Sadly that’s a lot of manual tuning, which could be theoretically introduced into Proxmox or QEMU itself (but that is a really hard problem to get right for every configuration). There’s also further advanced tuning like moving interrupt handlers, kernel threads and other processes onto dedicated host CPUs that won’t be used by the VM, as to minimize cache thrashing from irrelevant (from the VM’s perspective) uses. QEMU IO threads should also be bound to the NUMA node containing underlying storage. If possible networking should be done with a NIC VF passed directly to the VM, also bound to VM NUMA configuration (via -device pxb for PCI birdge bound to VM NUMA node, and -device vfio-pci for the NIC VF attached to said pxb device).
With this I was able to achieve ~ 95% performance for running huge LLMs in a VM at the price of the VM having a rigid configuration, as scaling resources isn’t trivial and requires recalculating parameters.

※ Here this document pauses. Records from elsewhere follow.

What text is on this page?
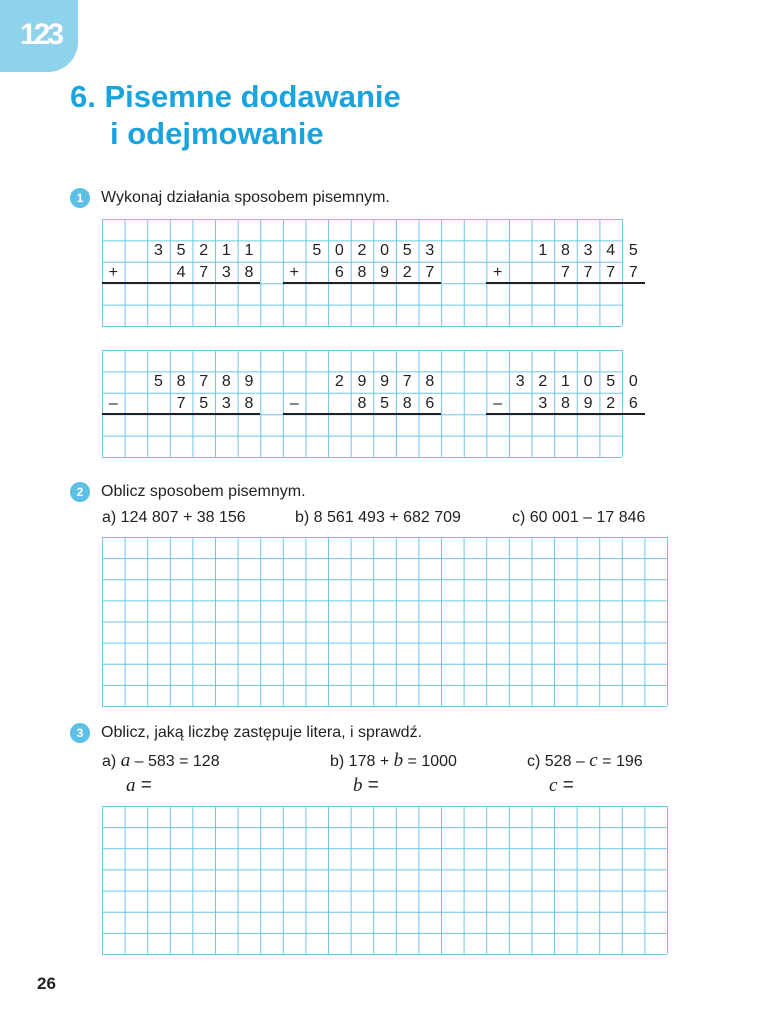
123
6. Pisemne dodawanie
i odejmowanie
1	Wykonaj działania sposobem pisemnym.
3 5 2 1 1
4 7 3 8
+
5 0 2 0 5 3
6 8 9 2 7
+
1 8 3 4 5
7 7 7 7
+
5 8 7 8 9
7 5 3 8
–
2 9 9 7 8
8 5 8 6
–
3 2 1 0 5 0
3 8 9 2 6
–
2	Oblicz sposobem pisemnym.
a) 124 807 + 38 156	b) 8 561 493 + 682 709	c) 60 001 – 17 846
3	Oblicz, jaką liczbę zastępuje litera, i sprawdź.
a) a – 583 = 128	b) 178 + b = 1000	c) 528 – c = 196
a =	b =	c =
26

Hope this wall of text can be useful for someone to tinker with, or even a more advanced STH article :)
1.9 token/s? Why bother…
DeepSeek is natively trained at 8 bit, 16 or 32 bit versions of the model are just for compatibility in case you accelerator/tools only support that format.By doing so in this case you just waste half the RAM capacity and memory bandwidth for no gain in quality like a natively fp16 trained model would have
I really appreciate the “all CPU” approach, but it’s possible to use LM Studio, FlexLLMGen and Genv with a single consumer graphics card; like a 5090, to get much faster performance.
I’d go with one CPU and 12x96GB RDIMMs (holds 8bit model) or the 12x128GB (holds the 16 bit model) if you can afford it. Dual CPUs slow down a fundamentally sequential inferencing process substantially. Using a relatively small 48GB GPU for kv cache / context buffers and letting the CPU and RAM handle the model layers should improve performance a bit.